Ce qui m’a frappée dans cette exposition, c’est un certain vide d’abord. Beaucoup d’espace, peu de choses. Une sorte d’arte povera : les matériaux crus, des maquettes, rien de sophistiqué, de fignolé, tout bricolé. Cela renvoie à un art de Godard, des films-chantiers, des matières très présentes, la trace des gestes, des processus, des choses, par exemple dans Notre Musique, mais aussi dans Les Carabiniers, One + One, dans King Lear, et pourquoi énumérer, dans tous les films, sans doute : le magnétophone, le micro, la bande enregistreuse, le matériel et les meubles très bruts, la terre aussi, les corps, les vêtements, tout très présent, sans raffinement, sans épuration. Il y a aussi des films où l’on voit des chantiers, comme One+One, ou Made in USA, mais le film en lui-même est un chantier, comme Passion. Il y a une grande modestie du cinéma comme bricolage, travail manuel et approximatif, mais c’est aussi une façon de prendre la mesure d’un monde/chantier, tout percé de fosses, éventré, violent, inachevable, au pouvoir des grues et des ouvriers qui ont le courage et la force de le pétrir, de s’y accrocher et d’en souffrir, bref de travailler.

Cet espace assez vide est jalonné par des petites maisons, des maquettes, lieux éphémères de cinéma, décors, petits pièges ouverts par en haut, avec quelques fenêtres, lieux de la lanterne magique et des bobines qui tournent plus ou moins sur elles-mêmes, lieux du montage, également. Cela nous rappelle que nous sommes aussi dans ces trois petites boites que sont les salles de l’exposition. Mais ces boites s’ouvrent également sur les chantiers et les rues de Paris, par des fenêtres bien venues, et ces espaces restent béants. Plutôt que par une forêt de bambous, un peu incongrue ici, la nature est surtout suggérée par les films. Les écrans s’ouvrent sur des extérieurs, des routes, des plages, des mers. Le cinéma donne le mouvement dans ces lieux clos. Il est l’utopie de ces matières et de ces espaces.

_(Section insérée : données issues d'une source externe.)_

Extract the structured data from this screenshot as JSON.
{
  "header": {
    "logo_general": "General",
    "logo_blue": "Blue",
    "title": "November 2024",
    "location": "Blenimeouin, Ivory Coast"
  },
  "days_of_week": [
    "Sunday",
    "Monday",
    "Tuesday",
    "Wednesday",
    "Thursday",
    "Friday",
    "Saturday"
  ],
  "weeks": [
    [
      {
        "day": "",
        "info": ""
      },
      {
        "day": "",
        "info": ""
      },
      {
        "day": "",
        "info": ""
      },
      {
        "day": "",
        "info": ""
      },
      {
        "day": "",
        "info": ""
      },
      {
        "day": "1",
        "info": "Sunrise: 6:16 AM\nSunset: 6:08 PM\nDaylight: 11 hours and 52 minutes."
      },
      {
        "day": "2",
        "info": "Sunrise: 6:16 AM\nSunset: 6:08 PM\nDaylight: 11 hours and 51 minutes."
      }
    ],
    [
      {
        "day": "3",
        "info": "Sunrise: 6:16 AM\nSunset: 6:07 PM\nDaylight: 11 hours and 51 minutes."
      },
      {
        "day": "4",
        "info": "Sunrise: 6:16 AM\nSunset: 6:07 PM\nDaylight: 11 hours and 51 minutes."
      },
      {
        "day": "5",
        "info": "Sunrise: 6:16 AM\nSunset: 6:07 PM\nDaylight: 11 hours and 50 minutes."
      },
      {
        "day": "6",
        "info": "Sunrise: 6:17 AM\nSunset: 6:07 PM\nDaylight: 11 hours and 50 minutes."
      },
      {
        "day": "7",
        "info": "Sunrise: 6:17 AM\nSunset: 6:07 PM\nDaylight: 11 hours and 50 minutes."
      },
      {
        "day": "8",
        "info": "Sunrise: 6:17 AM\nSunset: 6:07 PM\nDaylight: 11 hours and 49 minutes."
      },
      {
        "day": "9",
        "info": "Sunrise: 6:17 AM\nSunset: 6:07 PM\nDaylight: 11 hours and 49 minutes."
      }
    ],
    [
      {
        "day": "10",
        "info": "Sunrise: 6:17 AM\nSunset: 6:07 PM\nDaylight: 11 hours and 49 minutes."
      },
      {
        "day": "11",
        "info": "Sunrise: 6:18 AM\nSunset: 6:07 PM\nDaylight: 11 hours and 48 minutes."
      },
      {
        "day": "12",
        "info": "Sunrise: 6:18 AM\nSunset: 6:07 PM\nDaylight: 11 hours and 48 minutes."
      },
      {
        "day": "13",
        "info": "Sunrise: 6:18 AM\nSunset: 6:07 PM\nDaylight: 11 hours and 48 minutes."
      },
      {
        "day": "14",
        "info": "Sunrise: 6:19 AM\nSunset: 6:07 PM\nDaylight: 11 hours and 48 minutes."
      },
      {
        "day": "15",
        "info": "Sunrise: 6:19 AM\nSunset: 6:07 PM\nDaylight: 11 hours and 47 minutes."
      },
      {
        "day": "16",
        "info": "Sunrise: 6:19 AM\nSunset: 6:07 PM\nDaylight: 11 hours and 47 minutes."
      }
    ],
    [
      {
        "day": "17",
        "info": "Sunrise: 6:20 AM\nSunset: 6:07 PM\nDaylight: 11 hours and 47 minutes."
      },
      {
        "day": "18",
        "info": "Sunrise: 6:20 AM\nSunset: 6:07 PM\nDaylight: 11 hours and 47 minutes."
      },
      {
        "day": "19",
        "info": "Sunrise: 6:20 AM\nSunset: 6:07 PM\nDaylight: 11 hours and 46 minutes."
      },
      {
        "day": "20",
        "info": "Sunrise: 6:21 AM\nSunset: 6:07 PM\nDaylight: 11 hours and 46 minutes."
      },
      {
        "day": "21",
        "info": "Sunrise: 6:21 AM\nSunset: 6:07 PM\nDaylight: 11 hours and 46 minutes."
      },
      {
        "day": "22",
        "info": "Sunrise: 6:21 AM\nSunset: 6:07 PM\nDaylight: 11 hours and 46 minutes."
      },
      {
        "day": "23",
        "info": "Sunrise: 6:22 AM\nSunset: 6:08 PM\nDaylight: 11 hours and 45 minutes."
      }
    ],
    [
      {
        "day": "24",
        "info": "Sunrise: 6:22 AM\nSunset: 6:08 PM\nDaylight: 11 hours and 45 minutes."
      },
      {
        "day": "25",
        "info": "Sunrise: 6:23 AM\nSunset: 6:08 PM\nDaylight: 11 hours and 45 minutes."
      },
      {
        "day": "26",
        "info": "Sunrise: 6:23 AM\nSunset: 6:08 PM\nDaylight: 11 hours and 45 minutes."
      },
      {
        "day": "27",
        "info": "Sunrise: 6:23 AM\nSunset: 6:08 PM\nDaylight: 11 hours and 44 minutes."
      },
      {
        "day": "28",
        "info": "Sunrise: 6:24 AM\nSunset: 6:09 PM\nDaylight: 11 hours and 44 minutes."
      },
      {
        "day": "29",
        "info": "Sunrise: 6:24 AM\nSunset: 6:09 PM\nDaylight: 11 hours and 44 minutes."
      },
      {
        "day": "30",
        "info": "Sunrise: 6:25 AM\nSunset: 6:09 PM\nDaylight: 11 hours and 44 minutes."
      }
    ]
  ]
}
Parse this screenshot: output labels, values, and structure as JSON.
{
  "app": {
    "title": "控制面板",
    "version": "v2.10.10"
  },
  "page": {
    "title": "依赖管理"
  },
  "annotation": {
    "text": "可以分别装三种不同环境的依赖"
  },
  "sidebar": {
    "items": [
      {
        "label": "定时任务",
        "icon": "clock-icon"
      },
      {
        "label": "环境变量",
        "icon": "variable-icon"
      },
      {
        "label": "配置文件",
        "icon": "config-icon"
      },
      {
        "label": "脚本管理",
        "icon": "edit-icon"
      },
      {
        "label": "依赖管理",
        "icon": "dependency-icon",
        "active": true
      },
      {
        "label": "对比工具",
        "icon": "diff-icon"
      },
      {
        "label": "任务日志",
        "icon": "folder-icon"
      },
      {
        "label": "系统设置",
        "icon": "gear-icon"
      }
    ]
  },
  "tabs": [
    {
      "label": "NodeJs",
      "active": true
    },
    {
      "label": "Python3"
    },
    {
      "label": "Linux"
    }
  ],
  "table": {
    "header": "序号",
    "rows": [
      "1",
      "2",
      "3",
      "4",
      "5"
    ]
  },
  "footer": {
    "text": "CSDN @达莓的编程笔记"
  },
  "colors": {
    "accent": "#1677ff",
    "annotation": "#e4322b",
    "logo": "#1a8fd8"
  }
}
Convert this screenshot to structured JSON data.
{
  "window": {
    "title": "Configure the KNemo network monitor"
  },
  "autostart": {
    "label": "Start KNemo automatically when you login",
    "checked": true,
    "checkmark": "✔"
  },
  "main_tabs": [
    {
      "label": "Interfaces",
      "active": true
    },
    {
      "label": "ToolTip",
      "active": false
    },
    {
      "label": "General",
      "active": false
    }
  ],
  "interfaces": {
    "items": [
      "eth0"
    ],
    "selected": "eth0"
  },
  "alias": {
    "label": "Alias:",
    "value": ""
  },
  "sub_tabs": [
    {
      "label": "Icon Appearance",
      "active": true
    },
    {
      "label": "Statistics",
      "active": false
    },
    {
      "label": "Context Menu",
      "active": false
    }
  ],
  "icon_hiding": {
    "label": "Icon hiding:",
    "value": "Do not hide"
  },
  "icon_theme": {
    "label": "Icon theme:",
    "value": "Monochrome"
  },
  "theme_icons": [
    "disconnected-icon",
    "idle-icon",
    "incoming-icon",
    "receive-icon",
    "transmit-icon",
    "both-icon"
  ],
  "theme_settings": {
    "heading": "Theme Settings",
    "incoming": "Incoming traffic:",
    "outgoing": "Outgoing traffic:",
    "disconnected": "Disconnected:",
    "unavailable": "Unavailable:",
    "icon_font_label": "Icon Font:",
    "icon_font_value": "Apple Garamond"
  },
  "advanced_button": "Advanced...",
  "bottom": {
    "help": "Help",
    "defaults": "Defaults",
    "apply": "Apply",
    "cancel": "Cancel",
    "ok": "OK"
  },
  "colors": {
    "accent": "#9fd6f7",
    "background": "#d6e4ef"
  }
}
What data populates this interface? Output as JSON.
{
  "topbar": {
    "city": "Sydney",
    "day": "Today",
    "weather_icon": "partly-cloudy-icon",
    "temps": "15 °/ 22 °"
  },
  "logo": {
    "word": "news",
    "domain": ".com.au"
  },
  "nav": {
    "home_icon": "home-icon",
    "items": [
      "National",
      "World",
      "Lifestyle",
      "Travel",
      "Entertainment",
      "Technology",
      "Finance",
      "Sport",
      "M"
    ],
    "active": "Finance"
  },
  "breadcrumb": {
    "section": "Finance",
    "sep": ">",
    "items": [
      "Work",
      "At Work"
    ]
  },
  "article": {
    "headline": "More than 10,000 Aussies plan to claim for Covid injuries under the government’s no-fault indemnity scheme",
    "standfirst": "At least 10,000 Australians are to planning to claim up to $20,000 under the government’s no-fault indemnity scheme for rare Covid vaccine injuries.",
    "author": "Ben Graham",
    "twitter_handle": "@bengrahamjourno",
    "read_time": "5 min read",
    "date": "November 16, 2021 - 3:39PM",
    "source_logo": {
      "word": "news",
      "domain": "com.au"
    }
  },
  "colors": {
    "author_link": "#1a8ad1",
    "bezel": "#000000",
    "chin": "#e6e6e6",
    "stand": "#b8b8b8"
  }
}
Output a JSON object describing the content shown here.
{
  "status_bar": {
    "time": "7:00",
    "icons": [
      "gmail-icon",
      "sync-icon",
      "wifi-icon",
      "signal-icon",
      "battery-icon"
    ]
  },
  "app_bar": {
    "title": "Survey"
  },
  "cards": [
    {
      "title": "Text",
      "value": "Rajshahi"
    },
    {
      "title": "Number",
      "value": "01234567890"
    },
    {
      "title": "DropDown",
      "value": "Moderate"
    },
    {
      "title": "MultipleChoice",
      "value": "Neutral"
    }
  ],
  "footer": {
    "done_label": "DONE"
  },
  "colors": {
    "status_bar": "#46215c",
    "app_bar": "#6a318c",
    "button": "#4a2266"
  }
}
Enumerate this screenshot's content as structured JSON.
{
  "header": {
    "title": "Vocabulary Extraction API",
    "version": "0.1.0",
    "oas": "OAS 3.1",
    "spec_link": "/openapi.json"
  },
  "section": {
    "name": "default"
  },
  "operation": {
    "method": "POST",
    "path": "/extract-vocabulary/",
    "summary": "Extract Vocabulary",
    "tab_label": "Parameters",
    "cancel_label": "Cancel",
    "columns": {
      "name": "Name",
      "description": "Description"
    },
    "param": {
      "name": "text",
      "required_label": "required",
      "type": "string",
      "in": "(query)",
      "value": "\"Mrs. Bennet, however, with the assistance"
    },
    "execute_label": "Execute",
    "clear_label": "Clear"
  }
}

Finalement, le travail de Godard est très concret, très matérialiste et pas forcément allégorique. Les signes qui s’y multiplient sont souvent à prendre assez littéralement, assez simplement, comme dans ses films. Bien sûr, cela fait penser, rêver, on peut associer à loisir comme autour d’un poème, on sent que cela pourrait devenir une longue méditation, comme chaque film de Godard qui s’avère inépuisable. Mais c’est en même temps un jeu d’enfant, il faut s’y laisser faire, innocemment, se laisser transporter, dans le petit train de marchandises, d’un bout de phrase à l’autre pour découvrir en marchant l’importance du mouvement, afin de saisir le sens. Malgré tout, le manque demeure, dans les choses, dans le sens, on ne peut pas tout saisir, et c’est très bien comme ça. Comme dans son cinéma, Godard dit des choses très simples et évidentes, sur la relation homme/femme qui est si difficile, parce que la relation à l’autre est relation à l’absence, et que cela se passe dans l’inconscient (plus fiable dans cette relation que les discours et les intentions), sur la guerre et la violence, partout, toujours, sur des corps qui deviennent objets, viande, dans les cuisines aménagées de la société de consommation. Il nous parle de la culture et des livres dont la circulation est toujours étrange, dans ces librairies-bibliothèques qui, de One+One à Notre Musique, sont lieux d’échange et de ruine, d’entassement et de chaos, mais aussi promesse de rencontre, de permanence à être, au cœur du chantier. Le guide imprimé par le Centre Pompidou donne quelques pistes pour cette exploration où les films offrent peut-être les vraies ouvertures, la variation, la composition, la lumière, le mouvement, dans un monde répétitif, figé, décomposé, sombre et fermé sur ses frontières tant logiques que politiques.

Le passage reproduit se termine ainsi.